Modern science has found itself detached from common experience. It presents with a world view foreign to the one we encounter in our day to day lives, full of quarks, fields, entanglements and spacetime curvature. This detachment is concerning, as the very tool we used to make sense of the world around us has made the world foreign. In this essay, I recount the history of the experimentum crucis in Bacon, Newton and Goethe in order to suggest a way of reconnecting science and experience. My suggestion is that we should strive to look at science from an aesthetic perspective, looking to understand the experience that the scientific world view induces in us. Along these lines, I hope that we can imagine a new, better science, which takes the sucess of modern physics, and brings it back to the world of experience; science with a human face.
Science and Experience, or Science with a Human Face
Attay Kremer
<<What remains for us to do, is to take seriously the task of understanding these objects as mediators between the scientific theory and human experience. Our role models in this should be science popularizers, whose role in the scientific enterprise is often discounted. What a science popularizer does is to explain “in human terms” what complicated scientific theories mean, which must also involve the aestheticization that I’ve described. What we need is science with a human face.>>
Congratulations! An extremely deep essay with important ideas for the advancement of science.
It is obvious that if at the very beginning of the scientific revolution of the New Tim" there was a conscious constant financial support for at least three scientific programs (Newton, Descartes, Leibniz), then physics would not become Phenomenalist Physics, but would be Ontological Physics, i.e. physics "with human face." And television would have appeared in the 19th century. And today, theoretical physicists would not raise questions about the nature of space and time (Carlo Rovelli "Physics Needs Philosophy / Philosophy Needs Physics", 2017). Taking into account the urgent need to overcome the modern conceptual - paradigmatic crisis in the metaphysical / ontological basis of fundamental science, just as a "crisis of understanding" ("J. Horgan "The End of Science", Kopeikin K.V. "Souls" of atoms and "atoms" of the soul : Wolfgang Ernst Pauli, Carl Gustav Jung and "three great problems of physics"), Such support is also needed today for alternative scientific programs, for example, the scientific program of the Nobel Prize winner in physics, B. Josephson.

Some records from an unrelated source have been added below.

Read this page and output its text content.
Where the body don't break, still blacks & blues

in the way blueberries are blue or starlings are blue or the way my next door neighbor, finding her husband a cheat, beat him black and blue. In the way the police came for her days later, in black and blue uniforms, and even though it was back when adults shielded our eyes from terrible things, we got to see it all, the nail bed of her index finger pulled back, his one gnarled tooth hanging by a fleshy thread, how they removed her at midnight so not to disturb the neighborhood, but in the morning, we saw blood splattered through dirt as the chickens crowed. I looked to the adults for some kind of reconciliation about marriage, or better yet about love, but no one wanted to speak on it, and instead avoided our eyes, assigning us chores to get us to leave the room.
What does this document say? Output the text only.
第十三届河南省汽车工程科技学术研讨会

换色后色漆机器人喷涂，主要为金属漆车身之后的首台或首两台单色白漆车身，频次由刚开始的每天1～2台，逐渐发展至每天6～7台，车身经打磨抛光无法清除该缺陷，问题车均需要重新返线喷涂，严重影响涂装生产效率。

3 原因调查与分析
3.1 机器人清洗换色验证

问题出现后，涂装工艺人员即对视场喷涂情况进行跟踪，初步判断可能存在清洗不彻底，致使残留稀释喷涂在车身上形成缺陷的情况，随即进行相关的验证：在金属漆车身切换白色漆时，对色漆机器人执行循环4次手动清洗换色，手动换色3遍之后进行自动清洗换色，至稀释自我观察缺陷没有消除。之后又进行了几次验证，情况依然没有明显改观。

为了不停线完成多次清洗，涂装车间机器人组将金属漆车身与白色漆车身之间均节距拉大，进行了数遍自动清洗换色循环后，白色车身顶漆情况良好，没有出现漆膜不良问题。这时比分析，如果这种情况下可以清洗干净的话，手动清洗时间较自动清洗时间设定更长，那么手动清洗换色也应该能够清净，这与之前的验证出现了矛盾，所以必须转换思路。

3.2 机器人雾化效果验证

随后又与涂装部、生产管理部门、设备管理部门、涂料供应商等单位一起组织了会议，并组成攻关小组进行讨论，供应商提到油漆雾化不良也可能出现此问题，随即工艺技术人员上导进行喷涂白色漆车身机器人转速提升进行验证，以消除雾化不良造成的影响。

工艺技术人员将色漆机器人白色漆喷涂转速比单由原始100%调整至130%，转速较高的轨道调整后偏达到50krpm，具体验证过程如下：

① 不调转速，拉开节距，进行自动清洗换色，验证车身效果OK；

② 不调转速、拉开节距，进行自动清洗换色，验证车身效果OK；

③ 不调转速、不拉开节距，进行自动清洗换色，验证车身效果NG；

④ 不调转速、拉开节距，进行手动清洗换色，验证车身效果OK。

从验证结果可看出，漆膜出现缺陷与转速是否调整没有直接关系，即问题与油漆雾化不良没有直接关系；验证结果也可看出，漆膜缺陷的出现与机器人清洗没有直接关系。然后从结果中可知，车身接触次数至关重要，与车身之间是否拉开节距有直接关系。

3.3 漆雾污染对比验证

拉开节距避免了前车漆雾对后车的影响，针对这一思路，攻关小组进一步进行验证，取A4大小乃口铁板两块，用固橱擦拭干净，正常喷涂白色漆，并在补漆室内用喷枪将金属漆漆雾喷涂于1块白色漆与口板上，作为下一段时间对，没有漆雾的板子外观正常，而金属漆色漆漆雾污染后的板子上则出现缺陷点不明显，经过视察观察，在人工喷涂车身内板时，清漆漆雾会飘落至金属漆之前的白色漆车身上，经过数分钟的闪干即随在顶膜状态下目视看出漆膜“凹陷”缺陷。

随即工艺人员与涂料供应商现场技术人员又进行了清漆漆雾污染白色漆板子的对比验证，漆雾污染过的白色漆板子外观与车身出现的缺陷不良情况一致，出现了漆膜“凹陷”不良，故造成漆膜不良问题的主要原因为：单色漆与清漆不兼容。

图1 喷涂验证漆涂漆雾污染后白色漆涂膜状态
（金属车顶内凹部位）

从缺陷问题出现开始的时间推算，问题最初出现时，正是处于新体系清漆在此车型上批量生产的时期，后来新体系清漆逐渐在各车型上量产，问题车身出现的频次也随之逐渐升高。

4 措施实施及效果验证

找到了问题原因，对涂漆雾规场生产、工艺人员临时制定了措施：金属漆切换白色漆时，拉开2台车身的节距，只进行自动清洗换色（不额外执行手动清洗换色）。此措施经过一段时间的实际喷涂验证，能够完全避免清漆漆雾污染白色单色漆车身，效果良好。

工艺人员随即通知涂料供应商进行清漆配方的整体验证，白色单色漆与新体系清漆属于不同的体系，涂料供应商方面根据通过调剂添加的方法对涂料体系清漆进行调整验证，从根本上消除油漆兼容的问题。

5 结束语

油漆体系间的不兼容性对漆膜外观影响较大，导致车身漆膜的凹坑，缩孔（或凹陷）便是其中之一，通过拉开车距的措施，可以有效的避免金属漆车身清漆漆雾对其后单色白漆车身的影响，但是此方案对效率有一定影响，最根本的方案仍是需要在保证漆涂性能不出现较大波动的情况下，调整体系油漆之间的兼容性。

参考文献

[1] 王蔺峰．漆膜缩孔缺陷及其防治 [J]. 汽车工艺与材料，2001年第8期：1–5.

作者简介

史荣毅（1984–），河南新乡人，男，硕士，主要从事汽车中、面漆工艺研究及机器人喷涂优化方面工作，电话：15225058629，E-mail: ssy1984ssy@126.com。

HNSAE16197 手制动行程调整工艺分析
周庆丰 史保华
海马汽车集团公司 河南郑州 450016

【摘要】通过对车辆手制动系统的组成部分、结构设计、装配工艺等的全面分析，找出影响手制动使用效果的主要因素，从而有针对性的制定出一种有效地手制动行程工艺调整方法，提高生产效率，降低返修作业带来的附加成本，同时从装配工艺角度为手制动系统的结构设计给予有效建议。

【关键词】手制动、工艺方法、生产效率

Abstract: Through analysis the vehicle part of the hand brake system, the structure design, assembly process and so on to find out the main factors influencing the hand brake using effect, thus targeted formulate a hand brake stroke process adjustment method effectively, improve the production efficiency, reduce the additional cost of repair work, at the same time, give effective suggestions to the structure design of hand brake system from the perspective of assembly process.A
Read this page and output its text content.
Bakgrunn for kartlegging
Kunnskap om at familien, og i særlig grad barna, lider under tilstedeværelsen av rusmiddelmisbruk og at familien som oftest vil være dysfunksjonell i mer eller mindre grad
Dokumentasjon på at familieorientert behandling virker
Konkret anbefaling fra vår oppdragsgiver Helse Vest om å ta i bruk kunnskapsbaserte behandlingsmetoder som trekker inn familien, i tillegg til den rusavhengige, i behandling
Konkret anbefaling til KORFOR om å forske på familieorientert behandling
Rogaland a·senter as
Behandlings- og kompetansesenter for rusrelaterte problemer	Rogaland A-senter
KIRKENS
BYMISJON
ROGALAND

Yes, the role of popularizers of science is extremely important. I understand this as Open Science on a solid ontologically grounded basis.
Here we recall good philosophical testaments for theoretical physicists:
John A. Wheeler: “We are no longer satisfied with insights only into particles, fields of force, into geometry, or even into time and space. Today we demand of physics some understanding of existence itself."
"Philosophy is too important to be left to philosophers."
Pierre Teilhard de Chardin: "The true physics is that which will, one day, achieve the inclusion of man in his wholeness in a coherent picture of the world."
A.N. Whitehead: “A precise language must await a completed metaphysical knowledge.”
Physicist, do not be afraid of metaphysics!
I agree with the proposed general direction of science evolution towards "science with a human face". I would also designate it as reality-based knowledge (which therefore will be naturally comprehensible in terms of "common sense"), as opposed to totally abstract ad hoc constructions dominating in the current fundamental science framework. Such different, causally complete kind of scientific knowledge with the necessary properties is quite real, unifying "human face" (intrinsic comprehensibility) with maximum consistency, where the proposed "aesthetic" elements will be naturally present in and creatively added to the main framework (as they are present in our everyday experience). By the way, that new, explicitly extended kind of knowledge provides a mathematically rigorous expression of aesthetic notions, without any loss of their content. I also appreciate well-chosen references in the essay from the history of science.